Parameters in the WITH clause

Parameter Description Required Data type Remarks
connector The type of the source table. Yes STRING Set the value to kafka.
topic The topic of the source table. Yes STRING None.
properties.bootstrap.servers The IP addresses or endpoints of Kafka brokers in the Message Queue for Apache Kafka cluster. Yes STRING Format: host:port,host:port,host:port. The IP addresses or endpoints are separated by commas (,).
properties.group.id The ID of a Kafka consumer group. Yes STRING None.
format The format that the Flink Kafka connector uses to deserialize messages from Message Queue for Apache Kafka. Yes STRING Valid values:
  • csv
  • json
  • avro
  • debezium-json
  • canal-json
scan.startup.mode The start consumer offset for Kafka messages. No STRING Valid values:
  • group-offsets: reads data by group. This is the default value.
  • earliest-offset: reads data from the earliest partition of Message Queue for Apache Kafka.
  • latest-offset: reads data from the latest offset of Message Queue for Apache Kafka.
  • timestamp: reads data from a specified time point of Message Queue for Apache Kafka.
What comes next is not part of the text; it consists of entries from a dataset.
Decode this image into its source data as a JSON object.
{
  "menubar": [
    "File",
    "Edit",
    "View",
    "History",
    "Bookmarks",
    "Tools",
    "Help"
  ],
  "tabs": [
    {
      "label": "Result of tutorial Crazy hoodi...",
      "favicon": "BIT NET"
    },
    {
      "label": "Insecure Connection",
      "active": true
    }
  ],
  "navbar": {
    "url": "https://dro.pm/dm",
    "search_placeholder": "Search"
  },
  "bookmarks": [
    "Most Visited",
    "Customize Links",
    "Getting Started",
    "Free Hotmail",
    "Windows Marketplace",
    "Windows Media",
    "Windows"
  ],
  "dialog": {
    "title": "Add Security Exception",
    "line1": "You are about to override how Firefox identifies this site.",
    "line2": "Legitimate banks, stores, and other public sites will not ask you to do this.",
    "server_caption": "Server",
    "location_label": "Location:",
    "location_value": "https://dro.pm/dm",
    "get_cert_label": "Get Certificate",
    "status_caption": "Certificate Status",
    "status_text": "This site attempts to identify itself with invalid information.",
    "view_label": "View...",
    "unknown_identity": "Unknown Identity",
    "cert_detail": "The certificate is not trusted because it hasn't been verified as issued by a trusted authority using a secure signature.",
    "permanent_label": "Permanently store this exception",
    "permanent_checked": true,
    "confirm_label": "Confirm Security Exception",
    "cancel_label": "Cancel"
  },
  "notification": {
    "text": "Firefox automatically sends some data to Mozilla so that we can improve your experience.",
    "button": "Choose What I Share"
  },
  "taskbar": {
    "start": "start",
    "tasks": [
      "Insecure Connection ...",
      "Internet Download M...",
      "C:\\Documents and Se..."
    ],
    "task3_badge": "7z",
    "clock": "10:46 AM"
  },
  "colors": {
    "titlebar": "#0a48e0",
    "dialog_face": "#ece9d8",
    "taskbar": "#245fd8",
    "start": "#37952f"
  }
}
    You must specify the scan.startup.timestamp-millis parameter in the WITH clause.

  • specific-offsets: reads data from a specified partition of Message Queue for Apache Kafka at a specified offset.

    You must specify the scan.startup.specific-offsets parameter in the WITH clause.

scan.startup.specific-offsets The start offset of each partition when the scan.startup.mode parameter is set to specific-offsets. No STRING Example: partition:0,offset:42;partition:1,offset:300
scan.startup.timestamp-millis The timestamp of the start offset when the scan.startup.mode parameter is set to timestamp. No LONG Unit: milliseconds.
To directly configure the Kafka consumer used by the connector, add the properties prefix before Kafka consumer configuration parameters and append the Kafka consumer configuration to parameters in the WITH clause. The following sample code shows that the Message Queue for Apache Kafka cluster requires Simple Authentication and Security Layer (SASL) authentication.
CREATE TABLE kafkaTable (
    ...
) WITH (
    ...
    'properties.security.protocol' = 'SASL_PLAINTEXT',
    'properties.sasl.mechanism' = 'PLAIN',
    'properties.sasl.jaas.config' = 'org.apache.kafka.common.security.plain.PlainLoginModule required username="USERNAME" password="PASSWORD";'
);
For more information about parameters configured for Kafka consumers, see Consumer Configs.

Example of reading data from a Kafka topic and inserting the data into another topic

Flink reads data from a topic named source in Message Queue for Apache Kafka and then writes the data to a topic named sink. The data is in the CSV format.
CREATE TEMPORARY TABLE Kafka_source (
    id INT,
    name STRING,
    age INT
) WITH (
    'connector' = 'kafka',
    'topic' = '<yourTopicName>',
    'properties.bootstrap.servers' = '<yourKafkaBrokers>',
    'properties.group.id' = '<yourKafkaConsumerGroupId>',
    'format' = 'csv'
);

CREATE TEMPORARY TABLE Kafka_sink (
    id INT,
    name STRING,
    age INT
) WITH (
    'connector' = 'kafka',
    'topic' = '<yourTopicName>',
    'properties.bootstrap.servers' = '<yourKafkaBrokers>',
    'properties.group.id' = '<yourKafkaConsumerGroupId>',
    'format' = 'csv'
);

INSERT INTO Kafka_sink SELECT id, name, age FROM Kafka_source;

FAQ

Q: What are the functions of the commit offset mechanism in Flink?

A: Flink uses commitOffsetOnCheckpointing by default. The commit offset policy that you configured does not take effect. After checkpoint generation is enabled, Flink commits the offset consumed in the current partition to Kafka each time a checkpoint is generated. This way, data is consumed from the offset committed from the last checkpoint during job restoration. This ensures exactly-once processing of streaming data. If the checkpoint interval exceeds the specified upper limit, Kafka may fail to query the consumer offset.